修学旅行
遅くなってすみません。今後も不定期になると思います。
ついに修学旅行の日がきた。
前日の準備は万端というか、俺が自主練に行っている間にリアラが荷造りを済ませてくれていた。
一日目は福島に向かって工場見学などをした後に、午後四時に早めのホテルチェックインという予定である。
だが一日目に関しては、よほど真面目な学生以外にとっては工場見学など添え物だ。一日目のホテルには大きめの温水プールとウォータースライダーがあり、小さめのゲームセンターもあるためこちらが本命と言ってもいい。
「ふぅ……この野球から釈放される気分がもうたまらん」
「牢獄かよ……。まあ野球好きって言っても高校野球はしんどいだろうな。冬練見てて目が回るわ」
友樹の言うことは、他人から見ても野球をしている本人からしてもおっしゃる通りである。野球部の冬連は走って走って走りまくる。なんなら陸上部よりも走っている自信があるレベルでだ。それから一時的に解放されるのだから、こんな気分になるのも当然だ。
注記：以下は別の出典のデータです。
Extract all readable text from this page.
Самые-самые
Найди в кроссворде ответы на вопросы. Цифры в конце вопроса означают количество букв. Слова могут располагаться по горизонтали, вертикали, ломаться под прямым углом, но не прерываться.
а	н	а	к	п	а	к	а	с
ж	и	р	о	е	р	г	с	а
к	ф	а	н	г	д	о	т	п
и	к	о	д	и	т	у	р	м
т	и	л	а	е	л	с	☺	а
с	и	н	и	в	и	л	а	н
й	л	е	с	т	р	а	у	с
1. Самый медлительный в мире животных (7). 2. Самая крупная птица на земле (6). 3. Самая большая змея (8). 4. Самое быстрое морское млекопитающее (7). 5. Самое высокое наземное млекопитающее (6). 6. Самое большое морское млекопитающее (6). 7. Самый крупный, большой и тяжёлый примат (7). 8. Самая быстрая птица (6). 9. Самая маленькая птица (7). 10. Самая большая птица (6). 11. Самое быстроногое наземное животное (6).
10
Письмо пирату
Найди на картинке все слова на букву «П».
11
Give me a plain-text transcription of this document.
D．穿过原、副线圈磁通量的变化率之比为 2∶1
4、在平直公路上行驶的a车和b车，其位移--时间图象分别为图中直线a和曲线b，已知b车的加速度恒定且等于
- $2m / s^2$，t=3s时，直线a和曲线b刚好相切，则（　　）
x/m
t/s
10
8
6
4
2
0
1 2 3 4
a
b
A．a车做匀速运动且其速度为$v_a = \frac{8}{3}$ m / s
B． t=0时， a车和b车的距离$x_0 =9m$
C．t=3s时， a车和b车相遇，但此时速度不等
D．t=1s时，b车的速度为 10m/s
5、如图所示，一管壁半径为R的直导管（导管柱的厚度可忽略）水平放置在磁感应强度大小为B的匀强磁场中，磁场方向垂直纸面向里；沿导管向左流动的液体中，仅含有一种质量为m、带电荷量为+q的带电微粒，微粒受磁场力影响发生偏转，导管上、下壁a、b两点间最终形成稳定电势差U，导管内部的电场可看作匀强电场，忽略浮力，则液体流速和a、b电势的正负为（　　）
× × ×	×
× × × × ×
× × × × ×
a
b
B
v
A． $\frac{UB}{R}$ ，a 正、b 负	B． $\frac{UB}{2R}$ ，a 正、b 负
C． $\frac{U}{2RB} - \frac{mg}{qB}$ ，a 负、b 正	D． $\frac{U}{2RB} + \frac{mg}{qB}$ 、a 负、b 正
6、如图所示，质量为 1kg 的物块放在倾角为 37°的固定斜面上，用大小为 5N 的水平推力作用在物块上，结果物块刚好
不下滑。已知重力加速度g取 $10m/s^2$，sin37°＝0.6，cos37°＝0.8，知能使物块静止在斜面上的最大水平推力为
「おはよう友樹。あ、和樹君もおはよう。なんかテンション高め?」
「ああ、野球からの仮釈放だからな。体を休めるには最適だ」
「だから牢獄かっての。茜はあっちだろ、さっさと行け」
「ちぇー、じゃあまた後でね」
クラスごとに座る席のグループが違うため、同じクラスではない茜は一人だけ仲間外れになってしまう。
友樹に言われて茜は口を尖らせ、寂しそうに自分のクラスに戻っていく。
「俺の隣誰になんのかな」
「さあ? 女子と男子で固められるとはいえ、俺らが隣になれる確率は低いだろ」
俺のクラスは三十五人いて、女子と男子の割合はほぼ五分五分だ。前側に女子が座るため、男子側の一番前の席にちょっかい出したがりが座ってしまうと、女子からすれば最悪でしかない。
「あ、一番前だ」
「お、俺も一番前だ」
これは中々運がいい。どうやら友樹と隣の席のようだ。
「白崎先生あれだけシャッフルしてたのにな」
白崎先生は「これもクラス交流だ」とか言って、チケットをシャッフルしていた。俺からするとこれは滅茶苦茶嬉しい。仲がよくないやつと隣なんて、気まずい雰囲気だけが流れる最悪の空間だ。
しばらくして飛行機に乗るタイミングになり、ぞろぞろの生徒が飛行機に乗り込んでいく。
俺のチケットに書かれた席に座ると、これまた偶然でリアラが俺の前の席だった。
「おっ……あれ?」
男子が後ろの方なので飛行機に先に入っていたのだが、次に入ってきたリアラの顔が少し強張っていた。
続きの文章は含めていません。